Any employee who becomes aware of a possible security incident involving sensitive electronic data will immediately inform his or her immediate supervisor and the campus specific IT Service Desk. The service desk will immediately notify the Senior IT Director/Manager at the appropriate campus, or their IT Security Officer. The supervisor will inform the responsible unit head and will verify the circumstances of the possible incident. As soon as the incident has been confirmed to have or have not occurred, the supervisor will inform both the responsible unit head and the University Privacy Officer if a breach of personal information is suspected. This confirmation will occur within 24 hours of the initial report.
IT Service Desk contact information:
St. John's Campus 864-4595
Marine Institute 778-0628
Grenfell Campus 639-2049
If the system in question is powered on and running, do not shut it down; doing so will destroy whatever evidence currently resides in volatile memory. Instead unplug the systems' network cable, or switch off the wireless adaptor if the system is wirelessly networked.
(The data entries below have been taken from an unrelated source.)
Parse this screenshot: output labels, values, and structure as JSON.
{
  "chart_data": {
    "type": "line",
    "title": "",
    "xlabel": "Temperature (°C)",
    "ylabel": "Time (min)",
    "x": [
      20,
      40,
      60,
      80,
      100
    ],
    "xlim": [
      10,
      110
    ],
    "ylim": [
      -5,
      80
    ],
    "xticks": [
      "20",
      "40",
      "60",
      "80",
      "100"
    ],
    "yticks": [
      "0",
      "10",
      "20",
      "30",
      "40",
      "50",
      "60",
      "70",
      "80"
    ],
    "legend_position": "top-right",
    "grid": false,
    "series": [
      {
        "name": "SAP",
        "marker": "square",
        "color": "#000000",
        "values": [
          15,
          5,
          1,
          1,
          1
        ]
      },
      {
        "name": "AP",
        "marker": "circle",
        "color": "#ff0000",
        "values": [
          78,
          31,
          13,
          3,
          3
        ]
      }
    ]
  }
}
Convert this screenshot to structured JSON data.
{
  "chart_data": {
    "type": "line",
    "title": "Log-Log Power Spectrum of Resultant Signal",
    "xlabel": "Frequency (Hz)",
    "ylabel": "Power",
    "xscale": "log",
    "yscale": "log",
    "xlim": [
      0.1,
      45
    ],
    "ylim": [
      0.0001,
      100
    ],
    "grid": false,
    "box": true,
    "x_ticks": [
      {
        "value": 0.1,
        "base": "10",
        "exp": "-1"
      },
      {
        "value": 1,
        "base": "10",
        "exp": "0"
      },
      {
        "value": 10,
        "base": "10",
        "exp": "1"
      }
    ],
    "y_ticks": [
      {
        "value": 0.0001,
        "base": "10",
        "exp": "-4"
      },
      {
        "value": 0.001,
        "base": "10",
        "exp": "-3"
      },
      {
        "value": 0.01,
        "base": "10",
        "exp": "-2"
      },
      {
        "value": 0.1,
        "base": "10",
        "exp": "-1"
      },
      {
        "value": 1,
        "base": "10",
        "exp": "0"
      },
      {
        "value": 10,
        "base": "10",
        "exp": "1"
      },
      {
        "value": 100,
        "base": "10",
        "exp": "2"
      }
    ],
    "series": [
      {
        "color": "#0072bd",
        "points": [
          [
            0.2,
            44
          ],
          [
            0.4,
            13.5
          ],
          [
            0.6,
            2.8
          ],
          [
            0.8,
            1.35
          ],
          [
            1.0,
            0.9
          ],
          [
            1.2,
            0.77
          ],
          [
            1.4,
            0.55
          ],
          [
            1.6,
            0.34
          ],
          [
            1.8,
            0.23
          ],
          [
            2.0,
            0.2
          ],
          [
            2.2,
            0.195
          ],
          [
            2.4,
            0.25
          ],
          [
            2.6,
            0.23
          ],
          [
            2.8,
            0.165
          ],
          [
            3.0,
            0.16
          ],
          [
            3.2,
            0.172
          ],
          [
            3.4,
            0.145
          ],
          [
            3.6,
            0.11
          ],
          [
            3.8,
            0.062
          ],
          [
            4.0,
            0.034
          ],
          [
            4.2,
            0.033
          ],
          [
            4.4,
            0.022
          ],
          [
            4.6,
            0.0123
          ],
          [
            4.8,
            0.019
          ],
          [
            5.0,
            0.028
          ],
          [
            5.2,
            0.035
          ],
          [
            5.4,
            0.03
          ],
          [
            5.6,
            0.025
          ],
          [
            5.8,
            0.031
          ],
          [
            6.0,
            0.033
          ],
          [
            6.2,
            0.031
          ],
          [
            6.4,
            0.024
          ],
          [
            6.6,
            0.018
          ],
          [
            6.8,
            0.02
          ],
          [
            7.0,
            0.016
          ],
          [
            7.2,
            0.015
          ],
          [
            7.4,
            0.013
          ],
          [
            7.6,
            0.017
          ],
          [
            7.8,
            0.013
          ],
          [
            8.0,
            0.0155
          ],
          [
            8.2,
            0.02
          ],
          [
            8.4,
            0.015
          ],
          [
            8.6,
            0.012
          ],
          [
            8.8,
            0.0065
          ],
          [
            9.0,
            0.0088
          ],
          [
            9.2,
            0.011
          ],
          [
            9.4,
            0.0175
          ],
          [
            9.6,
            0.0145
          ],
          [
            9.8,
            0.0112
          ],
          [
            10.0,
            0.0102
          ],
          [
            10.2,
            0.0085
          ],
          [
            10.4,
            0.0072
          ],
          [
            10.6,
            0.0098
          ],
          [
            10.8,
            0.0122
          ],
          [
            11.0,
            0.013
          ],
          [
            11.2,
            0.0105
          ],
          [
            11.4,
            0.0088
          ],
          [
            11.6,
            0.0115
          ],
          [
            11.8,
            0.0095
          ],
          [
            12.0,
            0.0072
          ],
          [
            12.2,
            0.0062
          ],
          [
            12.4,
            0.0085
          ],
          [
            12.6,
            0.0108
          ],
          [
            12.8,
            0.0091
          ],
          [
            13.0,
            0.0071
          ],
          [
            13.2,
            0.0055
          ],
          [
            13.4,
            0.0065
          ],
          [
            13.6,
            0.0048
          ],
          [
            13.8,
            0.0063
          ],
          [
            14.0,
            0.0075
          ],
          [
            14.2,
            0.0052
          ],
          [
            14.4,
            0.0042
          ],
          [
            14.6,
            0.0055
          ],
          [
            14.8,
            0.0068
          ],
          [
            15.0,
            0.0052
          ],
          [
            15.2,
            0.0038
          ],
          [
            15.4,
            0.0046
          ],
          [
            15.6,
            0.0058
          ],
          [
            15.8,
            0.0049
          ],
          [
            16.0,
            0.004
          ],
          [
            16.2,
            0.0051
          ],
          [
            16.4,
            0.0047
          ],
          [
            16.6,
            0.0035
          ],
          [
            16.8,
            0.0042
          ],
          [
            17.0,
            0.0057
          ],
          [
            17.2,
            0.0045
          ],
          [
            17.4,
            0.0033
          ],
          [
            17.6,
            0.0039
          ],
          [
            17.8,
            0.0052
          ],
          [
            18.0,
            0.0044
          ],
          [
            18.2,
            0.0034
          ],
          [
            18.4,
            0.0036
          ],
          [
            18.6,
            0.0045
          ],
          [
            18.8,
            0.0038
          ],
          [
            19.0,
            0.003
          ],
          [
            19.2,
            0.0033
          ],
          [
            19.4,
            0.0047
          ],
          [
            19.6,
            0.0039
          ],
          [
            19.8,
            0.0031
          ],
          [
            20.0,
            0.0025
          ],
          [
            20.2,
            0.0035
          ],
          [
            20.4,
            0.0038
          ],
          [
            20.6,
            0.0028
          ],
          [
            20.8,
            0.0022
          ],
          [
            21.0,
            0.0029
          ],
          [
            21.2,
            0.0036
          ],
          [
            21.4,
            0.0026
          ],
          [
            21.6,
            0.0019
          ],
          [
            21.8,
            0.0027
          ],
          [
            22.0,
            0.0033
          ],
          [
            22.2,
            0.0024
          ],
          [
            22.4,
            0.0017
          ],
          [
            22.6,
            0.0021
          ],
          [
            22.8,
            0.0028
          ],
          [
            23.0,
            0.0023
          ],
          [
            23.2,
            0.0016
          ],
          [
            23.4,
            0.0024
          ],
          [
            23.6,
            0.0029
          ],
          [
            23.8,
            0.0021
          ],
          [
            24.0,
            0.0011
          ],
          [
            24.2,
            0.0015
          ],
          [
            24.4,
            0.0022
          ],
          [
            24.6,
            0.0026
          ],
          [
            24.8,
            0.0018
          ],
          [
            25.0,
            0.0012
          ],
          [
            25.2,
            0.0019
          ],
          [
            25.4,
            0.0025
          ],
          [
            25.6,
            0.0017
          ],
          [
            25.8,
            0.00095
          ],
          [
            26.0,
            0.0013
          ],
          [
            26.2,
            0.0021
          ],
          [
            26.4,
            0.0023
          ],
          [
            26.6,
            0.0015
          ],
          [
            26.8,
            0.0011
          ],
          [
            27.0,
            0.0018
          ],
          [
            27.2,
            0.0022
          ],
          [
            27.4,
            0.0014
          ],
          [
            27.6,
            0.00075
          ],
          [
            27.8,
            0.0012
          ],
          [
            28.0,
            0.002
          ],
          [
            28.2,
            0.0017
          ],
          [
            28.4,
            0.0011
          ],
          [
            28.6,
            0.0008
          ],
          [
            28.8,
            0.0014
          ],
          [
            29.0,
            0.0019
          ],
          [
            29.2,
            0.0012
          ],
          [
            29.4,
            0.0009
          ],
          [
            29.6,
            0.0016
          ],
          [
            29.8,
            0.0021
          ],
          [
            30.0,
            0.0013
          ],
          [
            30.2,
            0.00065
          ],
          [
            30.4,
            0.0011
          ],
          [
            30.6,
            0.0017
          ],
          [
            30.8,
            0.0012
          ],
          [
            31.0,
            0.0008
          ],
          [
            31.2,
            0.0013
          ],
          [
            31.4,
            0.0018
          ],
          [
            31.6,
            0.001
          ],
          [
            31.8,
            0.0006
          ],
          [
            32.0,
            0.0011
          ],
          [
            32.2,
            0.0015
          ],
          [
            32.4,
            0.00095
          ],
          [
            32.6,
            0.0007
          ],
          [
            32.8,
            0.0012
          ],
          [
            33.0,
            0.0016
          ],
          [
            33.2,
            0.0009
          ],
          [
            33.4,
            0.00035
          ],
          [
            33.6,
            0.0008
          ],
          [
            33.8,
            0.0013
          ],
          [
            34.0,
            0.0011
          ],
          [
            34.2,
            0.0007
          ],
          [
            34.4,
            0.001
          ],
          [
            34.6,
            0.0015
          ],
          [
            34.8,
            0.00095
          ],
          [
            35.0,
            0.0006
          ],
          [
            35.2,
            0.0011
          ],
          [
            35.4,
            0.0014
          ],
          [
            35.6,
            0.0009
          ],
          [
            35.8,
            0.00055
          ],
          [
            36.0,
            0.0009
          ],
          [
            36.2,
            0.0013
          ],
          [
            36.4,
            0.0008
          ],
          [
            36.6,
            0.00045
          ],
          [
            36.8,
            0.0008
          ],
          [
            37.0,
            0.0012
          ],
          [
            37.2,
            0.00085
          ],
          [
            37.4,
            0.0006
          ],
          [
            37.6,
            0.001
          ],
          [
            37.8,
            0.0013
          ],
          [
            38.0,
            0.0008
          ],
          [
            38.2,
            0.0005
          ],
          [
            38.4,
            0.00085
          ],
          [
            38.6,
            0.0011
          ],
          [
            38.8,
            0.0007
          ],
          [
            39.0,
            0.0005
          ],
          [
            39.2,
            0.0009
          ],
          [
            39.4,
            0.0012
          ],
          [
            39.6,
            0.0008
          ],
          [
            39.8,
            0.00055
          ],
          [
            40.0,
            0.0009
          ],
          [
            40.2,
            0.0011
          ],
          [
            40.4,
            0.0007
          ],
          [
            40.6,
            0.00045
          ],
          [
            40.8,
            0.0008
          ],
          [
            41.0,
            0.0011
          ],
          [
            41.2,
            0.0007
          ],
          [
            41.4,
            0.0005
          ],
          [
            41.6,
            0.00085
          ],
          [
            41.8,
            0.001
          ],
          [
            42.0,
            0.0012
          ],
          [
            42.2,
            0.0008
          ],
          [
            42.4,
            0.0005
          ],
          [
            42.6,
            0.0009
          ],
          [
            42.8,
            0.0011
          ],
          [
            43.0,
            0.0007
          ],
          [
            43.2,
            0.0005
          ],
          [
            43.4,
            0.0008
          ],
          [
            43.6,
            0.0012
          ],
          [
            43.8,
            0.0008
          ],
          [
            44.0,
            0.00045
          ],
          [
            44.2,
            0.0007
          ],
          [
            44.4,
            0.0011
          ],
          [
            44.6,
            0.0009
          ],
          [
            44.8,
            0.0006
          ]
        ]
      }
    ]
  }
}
Doing so will have the desired effect of limiting the incident without destroying whatever evidence currently resides in volatile memory.
Suspected security incidents can be stressful, and stress can lead to panic and confusion. After isolating the affected system and informing the IT Service Desk, take a moment to document whatever details lead you to believe an incident has occurred; e.g., missing files, suspicious new files, strange programs running, where the device was last seen, etc. Doing so may aid in the resulting investigation.